501070 rows × 17 columns

Each Features in Dataset means(show in data dictionary):¶

These FEATURES are all closely related to the problem I'm trying to solve, is sufficient to make progress on my real-world problem described above.
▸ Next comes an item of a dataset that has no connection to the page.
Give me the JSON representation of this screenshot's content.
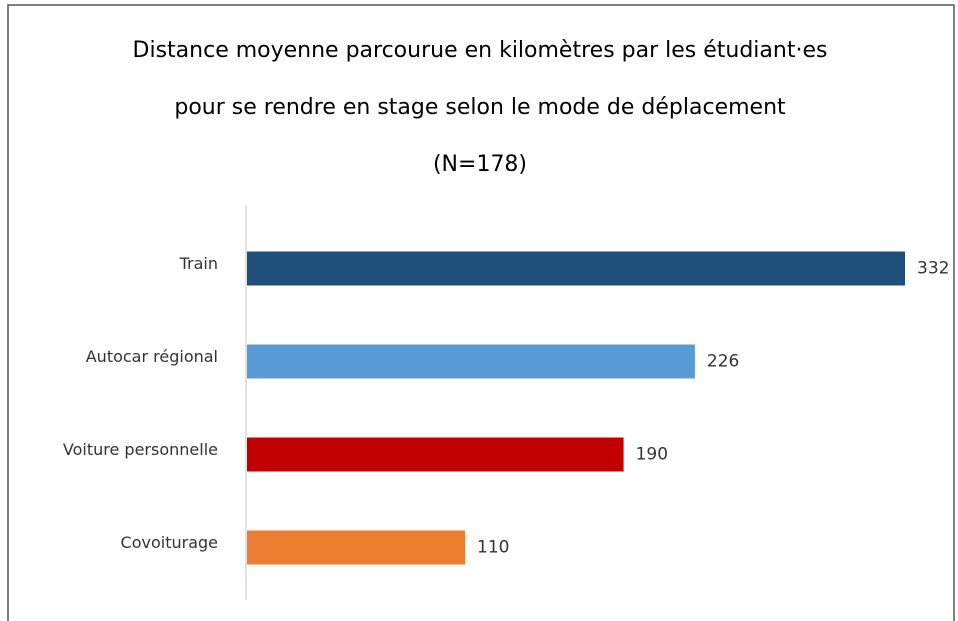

For example, there's day_of_week include in teh dataset, if I want to know on which days there is the most crime, I can just take this column.

In [4]:
# get each column's name
print(df_crime.columns.values)
['INCIDENT_NUMBER' 'OFFENSE_CODE' 'OFFENSE_CODE_GROUP'
 'OFFENSE_DESCRIPTION' 'DISTRICT' 'REPORTING_AREA' 'SHOOTING'
 'OCCURRED_ON_DATE' 'YEAR' 'MONTH' 'DAY_OF_WEEK' 'HOUR' 'UCR_PART'
 'STREET' 'Lat' 'Long' 'Location']
In [5]:
# create a dictionary that explains the meaning of each feature present
crime_dict = {'INCIDENT_NUMBER': 'the unique number assigned to a specific person during a specific arrest',
'OFFENSE_CODE': 'the numeric code that corresponds to criminal offenses under Texas State law',
'OFFENSE_CODE_GROUP': 'the offense code group the crime belongs to',
'OFFENSE_DESCRIPTION': 'the description of the offense code group',
'DISTRICT': 'a district where the crime has been committed',
'REPORTING_AREA': 'code for reporting area',
'SHOOTING': 'column depicting if the shooting was involved',
'OCCURRED_ON_DATE': 'date of the crime',
'YEAR': 'the year of crime',
'MONTH': 'the month of crime',
'DAY_OF_WEEK': 'the name of the day of week',
'HOUR': 'the hour of crime(24hr format)',
'UCR_PART': 'FBI ucr part name',
'STREET': 'street name',
'Lat': 'latitude info',
'Long': 'longitude info',
'Location': 'coordinate info'}
crime_dict
Out[5]:
{'INCIDENT_NUMBER': 'the unique number assigned to a specific person during a specific arrest',
 'OFFENSE_CODE': 'the numeric code that corresponds to criminal offenses under Texas State law',
 'OFFENSE_CODE_GROUP': 'the offense code group the crime belongs to',
 'OFFENSE_DESCRIPTION': 'the description of the offense code group',
 'DISTRICT': 'a district where the crime has been committed',
 'REPORTING_AREA': 'code for reporting area',
 'SHOOTING': 'column depicting if the shooting was involved',
 'OCCURRED_ON_DATE': 'date of the crime',
 'YEAR': 'the year of crime',
 'MONTH': 'the month of crime',
 'DAY_OF_WEEK': 'the name of the day of week',
 'HOUR': 'the hour of crime(24hr format)',
 'UCR_PART': 'FBI ucr part name',
 'STREET': 'street name',
 'Lat': 'latitude info',
 'Long': 'longitude info',
 'Location': 'coordinate info'}

How the data will be used to solved the problem:¶

I will find which Boston areas have the highest crime rates and delve into which crime categories are most common in Boston and whether the number of crimes differs between weekdays and weekends. The data will eventually be put together in a graphical presentation through using matpoltlib.